- Steve Gruber - https://www.stevegruber.com -

The Average Citizen Does Not Need a “Bank”

With the recent collapse of the Silicon Valley Bank (SVB), people are waking up to the fact that the banks don’t actually have their money in their accounts. If I had a Liberty Paige bank account with $1000, there would not actually be $1000 in the bank vault in my name. It’s just a bunch of digits on a computer and that $1000 is used to loan dollars out to other people and businesses, for bank investments and for many other things. It’s basically an account with an IOU and you hope that when the time comes, like with Social Security, there is money available.

I have never actually had a “bank” account because banks have too many rules and charge too many fees. I have always had an account at a credit union. But it’s really not much different in how they use our funds. And being on the board of a local credit union, I have learned even more about how the financial sector operates.

In my opinion, the average person does not actually need a “bank” or a credit union.
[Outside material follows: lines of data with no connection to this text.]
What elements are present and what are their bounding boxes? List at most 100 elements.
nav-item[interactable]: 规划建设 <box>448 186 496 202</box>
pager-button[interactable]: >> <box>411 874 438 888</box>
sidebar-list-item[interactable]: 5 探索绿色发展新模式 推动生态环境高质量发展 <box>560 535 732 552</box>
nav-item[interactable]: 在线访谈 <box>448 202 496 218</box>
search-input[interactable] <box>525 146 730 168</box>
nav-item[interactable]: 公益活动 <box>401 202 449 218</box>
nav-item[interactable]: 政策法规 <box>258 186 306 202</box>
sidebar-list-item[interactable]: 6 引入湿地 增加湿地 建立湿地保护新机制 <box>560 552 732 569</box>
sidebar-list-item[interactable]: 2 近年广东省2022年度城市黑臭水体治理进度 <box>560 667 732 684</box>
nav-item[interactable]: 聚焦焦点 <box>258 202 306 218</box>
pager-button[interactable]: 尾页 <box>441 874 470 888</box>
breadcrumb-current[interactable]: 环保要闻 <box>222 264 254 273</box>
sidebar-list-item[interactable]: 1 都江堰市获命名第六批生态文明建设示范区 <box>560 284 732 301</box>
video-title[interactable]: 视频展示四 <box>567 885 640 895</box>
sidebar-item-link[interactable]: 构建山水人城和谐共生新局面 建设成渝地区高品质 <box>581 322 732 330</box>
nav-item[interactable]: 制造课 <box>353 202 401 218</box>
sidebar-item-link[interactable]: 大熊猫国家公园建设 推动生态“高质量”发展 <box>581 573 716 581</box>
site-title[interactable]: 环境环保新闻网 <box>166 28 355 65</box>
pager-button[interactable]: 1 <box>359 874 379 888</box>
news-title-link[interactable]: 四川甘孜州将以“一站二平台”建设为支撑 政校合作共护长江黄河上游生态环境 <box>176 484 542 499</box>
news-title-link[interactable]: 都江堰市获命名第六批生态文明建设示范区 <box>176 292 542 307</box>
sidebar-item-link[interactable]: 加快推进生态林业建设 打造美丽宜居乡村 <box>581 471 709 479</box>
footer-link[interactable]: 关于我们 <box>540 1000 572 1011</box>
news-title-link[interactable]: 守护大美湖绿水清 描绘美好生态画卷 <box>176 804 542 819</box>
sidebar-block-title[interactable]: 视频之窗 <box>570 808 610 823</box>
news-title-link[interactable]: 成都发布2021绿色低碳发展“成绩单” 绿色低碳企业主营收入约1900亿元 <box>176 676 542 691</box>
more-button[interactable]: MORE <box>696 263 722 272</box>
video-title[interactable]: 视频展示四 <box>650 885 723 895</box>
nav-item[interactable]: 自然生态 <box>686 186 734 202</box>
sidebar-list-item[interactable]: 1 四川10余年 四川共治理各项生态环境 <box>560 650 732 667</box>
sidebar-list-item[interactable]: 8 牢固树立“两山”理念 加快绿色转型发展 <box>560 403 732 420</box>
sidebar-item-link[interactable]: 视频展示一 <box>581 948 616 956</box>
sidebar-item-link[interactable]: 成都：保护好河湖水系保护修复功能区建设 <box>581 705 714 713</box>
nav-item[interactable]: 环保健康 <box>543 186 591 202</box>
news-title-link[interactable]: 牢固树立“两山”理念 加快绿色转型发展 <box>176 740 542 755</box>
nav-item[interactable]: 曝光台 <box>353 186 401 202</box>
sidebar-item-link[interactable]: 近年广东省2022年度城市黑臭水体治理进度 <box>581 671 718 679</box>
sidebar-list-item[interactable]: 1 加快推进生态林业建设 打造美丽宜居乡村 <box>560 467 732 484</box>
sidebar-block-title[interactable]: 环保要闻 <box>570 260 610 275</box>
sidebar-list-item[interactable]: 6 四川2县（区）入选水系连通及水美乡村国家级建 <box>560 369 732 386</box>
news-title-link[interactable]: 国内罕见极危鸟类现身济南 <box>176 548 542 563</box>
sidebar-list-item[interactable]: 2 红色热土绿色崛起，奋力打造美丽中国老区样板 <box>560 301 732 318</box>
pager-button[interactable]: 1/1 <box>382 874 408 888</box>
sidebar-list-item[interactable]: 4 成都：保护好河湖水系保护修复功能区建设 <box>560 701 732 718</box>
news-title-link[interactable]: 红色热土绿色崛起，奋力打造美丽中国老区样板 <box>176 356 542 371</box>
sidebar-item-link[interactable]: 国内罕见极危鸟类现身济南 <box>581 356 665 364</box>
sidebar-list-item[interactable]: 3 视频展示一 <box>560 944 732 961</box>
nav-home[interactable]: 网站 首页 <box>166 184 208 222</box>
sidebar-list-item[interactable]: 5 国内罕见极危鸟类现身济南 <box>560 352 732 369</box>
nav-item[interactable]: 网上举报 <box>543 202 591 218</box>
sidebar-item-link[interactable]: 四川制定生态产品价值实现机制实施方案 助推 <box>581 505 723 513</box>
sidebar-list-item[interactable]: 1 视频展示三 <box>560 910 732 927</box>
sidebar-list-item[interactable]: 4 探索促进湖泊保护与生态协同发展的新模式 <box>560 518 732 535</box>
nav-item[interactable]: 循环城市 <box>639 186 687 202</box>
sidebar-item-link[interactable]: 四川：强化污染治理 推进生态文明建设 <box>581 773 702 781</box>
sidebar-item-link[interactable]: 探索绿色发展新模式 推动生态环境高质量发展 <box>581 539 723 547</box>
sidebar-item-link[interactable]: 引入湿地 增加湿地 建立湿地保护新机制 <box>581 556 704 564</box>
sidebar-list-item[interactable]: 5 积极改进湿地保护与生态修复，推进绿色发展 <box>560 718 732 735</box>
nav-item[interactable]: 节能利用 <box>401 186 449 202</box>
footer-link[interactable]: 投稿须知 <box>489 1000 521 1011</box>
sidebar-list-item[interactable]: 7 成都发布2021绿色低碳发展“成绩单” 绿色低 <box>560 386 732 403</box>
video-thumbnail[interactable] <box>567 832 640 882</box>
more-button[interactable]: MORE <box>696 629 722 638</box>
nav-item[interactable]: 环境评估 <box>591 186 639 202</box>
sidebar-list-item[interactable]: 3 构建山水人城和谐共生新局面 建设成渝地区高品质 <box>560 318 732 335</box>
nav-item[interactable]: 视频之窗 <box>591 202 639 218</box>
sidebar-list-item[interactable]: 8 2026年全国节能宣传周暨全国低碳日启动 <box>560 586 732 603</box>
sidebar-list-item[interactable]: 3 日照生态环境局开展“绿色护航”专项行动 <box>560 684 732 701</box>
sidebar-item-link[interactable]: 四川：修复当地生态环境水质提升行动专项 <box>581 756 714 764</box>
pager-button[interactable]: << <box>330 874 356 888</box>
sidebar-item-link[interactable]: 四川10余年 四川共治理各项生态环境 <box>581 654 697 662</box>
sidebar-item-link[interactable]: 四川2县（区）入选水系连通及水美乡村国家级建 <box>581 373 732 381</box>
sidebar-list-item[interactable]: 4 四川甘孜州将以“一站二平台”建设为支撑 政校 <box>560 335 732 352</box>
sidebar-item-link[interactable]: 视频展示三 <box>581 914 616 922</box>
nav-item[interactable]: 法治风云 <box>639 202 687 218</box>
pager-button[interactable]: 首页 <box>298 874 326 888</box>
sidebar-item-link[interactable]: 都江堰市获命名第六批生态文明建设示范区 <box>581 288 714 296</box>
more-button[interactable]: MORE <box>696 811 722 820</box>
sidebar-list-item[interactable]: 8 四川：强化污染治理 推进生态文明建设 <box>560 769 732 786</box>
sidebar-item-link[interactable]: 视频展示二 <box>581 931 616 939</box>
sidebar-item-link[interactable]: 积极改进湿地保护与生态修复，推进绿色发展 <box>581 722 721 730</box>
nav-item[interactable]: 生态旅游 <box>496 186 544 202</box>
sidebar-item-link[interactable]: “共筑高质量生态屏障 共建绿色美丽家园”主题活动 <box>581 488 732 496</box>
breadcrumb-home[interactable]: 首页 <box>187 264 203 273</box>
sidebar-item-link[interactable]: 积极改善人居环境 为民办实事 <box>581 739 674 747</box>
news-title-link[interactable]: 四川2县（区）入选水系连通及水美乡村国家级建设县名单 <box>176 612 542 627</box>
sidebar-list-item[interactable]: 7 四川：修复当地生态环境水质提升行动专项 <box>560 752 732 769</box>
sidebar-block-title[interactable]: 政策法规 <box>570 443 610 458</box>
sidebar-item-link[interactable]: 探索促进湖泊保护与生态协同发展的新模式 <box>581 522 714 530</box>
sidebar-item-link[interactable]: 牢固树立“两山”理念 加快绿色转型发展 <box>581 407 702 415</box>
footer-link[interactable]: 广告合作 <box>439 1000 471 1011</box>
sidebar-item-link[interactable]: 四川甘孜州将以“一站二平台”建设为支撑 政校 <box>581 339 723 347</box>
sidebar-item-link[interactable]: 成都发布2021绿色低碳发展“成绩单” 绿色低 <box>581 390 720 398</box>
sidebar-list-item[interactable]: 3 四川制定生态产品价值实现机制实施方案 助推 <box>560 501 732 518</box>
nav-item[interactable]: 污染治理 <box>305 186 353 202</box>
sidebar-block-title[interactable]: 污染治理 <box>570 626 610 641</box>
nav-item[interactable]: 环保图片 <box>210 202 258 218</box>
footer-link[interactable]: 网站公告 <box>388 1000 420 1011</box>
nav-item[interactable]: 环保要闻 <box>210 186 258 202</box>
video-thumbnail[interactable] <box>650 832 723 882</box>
We just need somewhere to cash our paycheck and a way to pay bills and spend money. I really am not all that enamored by the $1.42 in interest I made on my account last year. I just need a way to conveniently transfer money in and out of my account.

There should be businesses that just do this for people – transfer money back and forth – for people who have less than $10K going in and out of their account each month. If people need loans or want to invest in CDs or have a retirement account or want other products, that’s where banks and credit unions can come in. But I don’t think it should all be tied together in one institution.

Maybe this is a pipe dream and not doable in the real world. Maybe it would destroy the economy if all of us poor folk took our money out of banks and credit unions. Maybe there’s no way to do what I want because maybe this new business wouldn’t be able to make a profit off of us and stay in business.

I’m just saying that there are a lot of us who only need to cash a paycheck, pay our bills and use a debit card tied to our account and nothing more.

I don’t want to be beholden to the government and their rules and their interest rate changes and then POOF – my money is gone or I’m not able to access it. I also don’t like the fact that banks and credit unions are buying products like CDs and making investments with “my” money.

And some banks and credit unions are willing to be more risky than other, including the idiots who buy into the ESG scam (Environmental, Social, Governance) which totally goes agains their fiduciary duties of acting in the best interests of their members. ESG means scoring companies and people and funds based on whether they adhere to priorities of the Democrat party like equity and climate change policies – not by financial measures.

With ESG priorities in place, there will be more bank failures in the future – not to mention pension failures since President Biden signed an Executive Order allowing pension fund managers to base investment decisions on ESG scores.

Why would anyone want to be in a bank who embraces ESG? That means they can prioritize loans for companies with high ESG scores, invest in “green” bonds, waste time and money on green economy teams within their organizations, waste money on becoming low-carbon organization and invest in companies with high ESG scores regardless of their ability to return any profits to anyone.

SVB was such a bank. The Daily Mail [1] says they hired a board who was “obsessed with diversity” and planned to invest $5 billion for a “healthier planet” by 2027.

That’s definitely not something I want to be involved in and it’s a road to disaster for the economy of the United States. If that is the wave of the future, I’ll go back to cash.